Ancak, eski çağların medeniyet beşiği olan Orta Doğu ve Kuzey Afrika’da durum daha az ümit verici. 2010 – 2012 Arap Baharı, büyük beklentiler yaratmış olsa da, bölgesel bir demokratik dönüşümü sağlamayı başaramamıştır. Kuzey Afrika ülkelerinin çoğu şu anda iç siyasi çatışmalar, etnik çekişmeler, ekonomik türbülanslarla mücadele ediyor ve Sahra Altı Afrika’da durum, devam eden iç savaşların yıkıcı etkileri nedeniyle çok daha kötü.

ABD’nin Irak’ı işgali ve Suriye’deki savaş bölgenin siyasetini daha da karmaşık hale getirirken, İsrail-Filistin çatışması merkezi bir sorun olarak kalmakta ve Orta Doğu’da daha geniş bir demokratik dönüşümün önünde durmaktadır. İsrail, Filistin topraklarını uzun süreli işgali, oradaki yasadışı yerleşimleri haksız desteklemesi, uluslararası hukuku ihlalleri ve Gazze’deki Filistinli sivillere yönelik zulmüyle, bölgedeki demokratik değerlerin benimsenmesini engellemiştir.

Yine de Orta Doğu’nun geleneksel monarşilerinde son zamanlarda olumlu gelişmeler yaşandı. Körfez ülkeleri, vatandaşlarının katılımını güçlendirmek için yerel seçimler de dahil olmak üzere çeşitli kanallar aracılığıyla reformlar yaptı. Suudi Arabistan’ın sosyal ve ekonomik normları istikrarlı bir şekilde liberalleştirmesi – kadınların siyasi ve ekonomik hayatta tüm seviyelerde yer almasına izin vermesi– Krallık ve tüm Körfez bölgesi için büyük bir değişimin başlangıcı olabilir.

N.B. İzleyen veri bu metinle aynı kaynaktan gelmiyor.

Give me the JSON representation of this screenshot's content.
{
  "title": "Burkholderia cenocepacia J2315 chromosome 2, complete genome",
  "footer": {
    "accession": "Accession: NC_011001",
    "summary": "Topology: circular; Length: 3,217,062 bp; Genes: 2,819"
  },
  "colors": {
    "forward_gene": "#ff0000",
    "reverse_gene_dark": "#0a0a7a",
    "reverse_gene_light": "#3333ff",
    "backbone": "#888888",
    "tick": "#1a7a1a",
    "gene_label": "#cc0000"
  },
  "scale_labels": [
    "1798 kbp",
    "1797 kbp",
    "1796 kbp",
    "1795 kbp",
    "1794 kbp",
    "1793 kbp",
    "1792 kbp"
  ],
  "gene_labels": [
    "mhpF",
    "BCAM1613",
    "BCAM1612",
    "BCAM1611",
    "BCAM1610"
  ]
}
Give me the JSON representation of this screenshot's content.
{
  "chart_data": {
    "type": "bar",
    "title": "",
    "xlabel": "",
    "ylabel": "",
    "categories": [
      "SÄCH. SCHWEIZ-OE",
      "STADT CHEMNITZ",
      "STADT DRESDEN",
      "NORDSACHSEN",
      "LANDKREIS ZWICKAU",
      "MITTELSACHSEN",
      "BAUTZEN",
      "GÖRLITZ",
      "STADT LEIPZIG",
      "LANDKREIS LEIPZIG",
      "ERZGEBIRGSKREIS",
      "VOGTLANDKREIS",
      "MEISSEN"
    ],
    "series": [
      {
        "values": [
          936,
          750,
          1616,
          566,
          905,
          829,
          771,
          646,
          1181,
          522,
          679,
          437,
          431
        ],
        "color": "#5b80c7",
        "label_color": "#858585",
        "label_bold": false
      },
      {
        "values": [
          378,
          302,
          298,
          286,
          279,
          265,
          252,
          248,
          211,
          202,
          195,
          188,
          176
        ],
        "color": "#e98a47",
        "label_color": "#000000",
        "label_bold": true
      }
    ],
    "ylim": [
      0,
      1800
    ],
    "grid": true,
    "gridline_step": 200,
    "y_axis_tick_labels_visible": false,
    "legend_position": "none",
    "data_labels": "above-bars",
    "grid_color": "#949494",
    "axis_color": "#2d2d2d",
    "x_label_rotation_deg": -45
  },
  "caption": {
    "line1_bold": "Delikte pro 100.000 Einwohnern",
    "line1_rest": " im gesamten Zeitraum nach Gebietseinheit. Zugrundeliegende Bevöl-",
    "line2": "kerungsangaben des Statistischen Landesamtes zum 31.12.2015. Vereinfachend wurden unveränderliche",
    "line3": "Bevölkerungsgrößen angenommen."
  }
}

Tabii ki Suudi Arabistan modernleşmeyi kucaklarken, Afganistan’da kadınlar ve kız çocukları Taliban’ın yeniden iktidara gelmesiyle orta öğretime erişimden mahrum, diğer haklarından da yoksun bırakılmışlardır. Ancak, bu insanlık dışı muamele İslami değerlerle hiçbir şekilde bağdaşmamaktadır.

Afganistan bölge ve dünya için bir güvensizlik kaynağı olmaya devam edecek olsa da Orta Asya’daki durum daha umut verici. Çoğunluğu Müslüman olan bu ülkeler, otuz yıl önce bağımsızlıklarını kazanmalarından bu yana hem siyasi hem de ekonomik olarak uzun bir yol kat ettiler. Sovyet geçmişlerinin üstesinden gelerek bölge ve ötesinde kilit jeopolitik oyuncular haline geldiler. Özellikle Özbekistan siyasi reform ve ekonomisini dışa açma yolunda kayda değer bir ilerleme kaydetti.

Sonuç olarak, Asya’da nüfusunun çoğunluğu Müslüman olan ülkelerin, vatandaşlarının taleplerini karşılamaya devam edebilmeleri ve ekonomik kalkınmaya eşlik eden kaçınılmaz dengeleri yönetebilmeleri için demokratik kurumları güçlendirmeleri gerekiyor.

Ortak Bir Hedef

Müslüman dünyası, çeşitliliğine rağmen, demokratik standartların gerilemesi, hukukun üstünlüğünde gerileme, ifade özgürlüğü üzerindeki kısıtlamalar, ekonomik eşitsizlikler, yolsuzluk, potansiyel etnik veya mezhepsel çatışmalar ve terör faaliyetleri riskini arttıran güvenlik zafiyetleri gibi ortak zorluklarla karşı karşıya bulunmakta. 

Bu sorunları ele almak için hükümetlerin bir güven ve kamu refahı ortamı oluşturması gerekiyor. İnsan haklarına öncelik veren yeni nesiller yetiştirmek için eğitim sistemini güçlendirmek iyi bir başlangıç olabilir. Başka yerlerde daha iyi fırsatlar arayan milyonlarca insanın ülkeden kaçışını ancak temel nedenleri ele alarak durdurabiliriz. Gerçekten de demokrasi ve kalkınma için gerekli olan ilke ve kurumların benimsenmesi, şu anda Batı ülkelerinin iç siyasetini domine eden düzensiz göçe karşı en umut verici çözümdür. 

Evet, iyi yönetişim sadece retorik taahhütler değil, sağlam kurumlar ve mali araçlar gerektirir. Neyse ki iyi düşünülmüş, politika odaklı bir yaklaşımla bu amaçlar, çoğunluğu Müslüman olsun ya da olmasın, bu amaçların peşinden gitmeyi seçen her toplum için tamamen ulaşılabilir durumdadır.